Elternvertreter sind skeptisch

Zu den Skeptikern zählt auch der Bundeselternrat, die Dachorganisation der Landeselternvertretungen in Deutschland. Zwar wünschten sich Eltern sicheren und flächendeckenden Präsenzunterricht, sagte der Vorsitzende Wassmuth. Er rechnet pandemiebedingt regional dennoch wieder mit Schulschließungen und fordert von den Ländern konkrete Planungen auch für ein «Szenario B» mit einer Mischung aus Präsenz- und Fernunterricht. «Wer das nicht vorbereitet hat, handelt höchst fahrlässig und gegen die Schülerinnen und Schüler.»

Die dem Verband bekannten Planungen seien nicht abschließend zu Ende gedacht. «Oftmals hat man das Gefühl, man agiert nach dem Prinzip Hoffnung (es wird schon klappen und wir werden nicht vom Virus ereilt)», sagte Wassmuth.

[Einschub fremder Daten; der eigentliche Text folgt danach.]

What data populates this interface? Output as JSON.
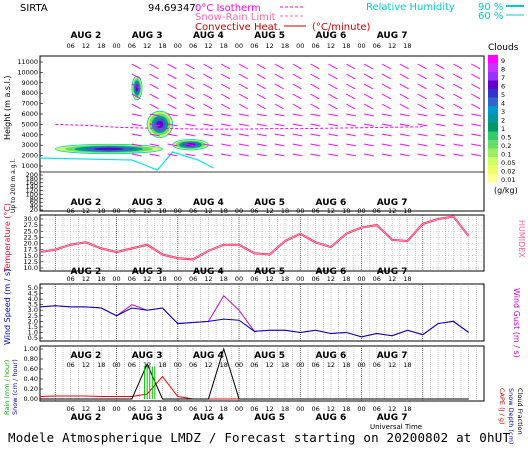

Abstriche beim Unterrichtsstoff?

Der Elternvertreter rechnet nicht damit, dass unter den gegebenen Bedingungen der Lehrplan zu schaffen ist, und fordert eine «Entrümpelung». Auch Lehrerverbandspräsident Meidinger hält es für sinnvoll, wenn die Bundesländer sicherheitshalber Listen mit Stoffgebieten erstellen, «deren Vermittlung im nächsten Schuljahr verzichtbar ist». «Man muss sich ehrlich machen. Ideale Unterrichtsbedingungen wird es noch lange nicht geben», sagte er.

Digitalisierung voranbringen

Zur Vorbereitung auf weitere mögliche Schulschließungen müssten Meidingers Ansicht nach die für die Schuldigitalisierung vorgesehen Milliarden-Fördergelder jetzt «mit Hochdruck in die Schulen gepumpt werden». Bislang tröpfelten diese nur.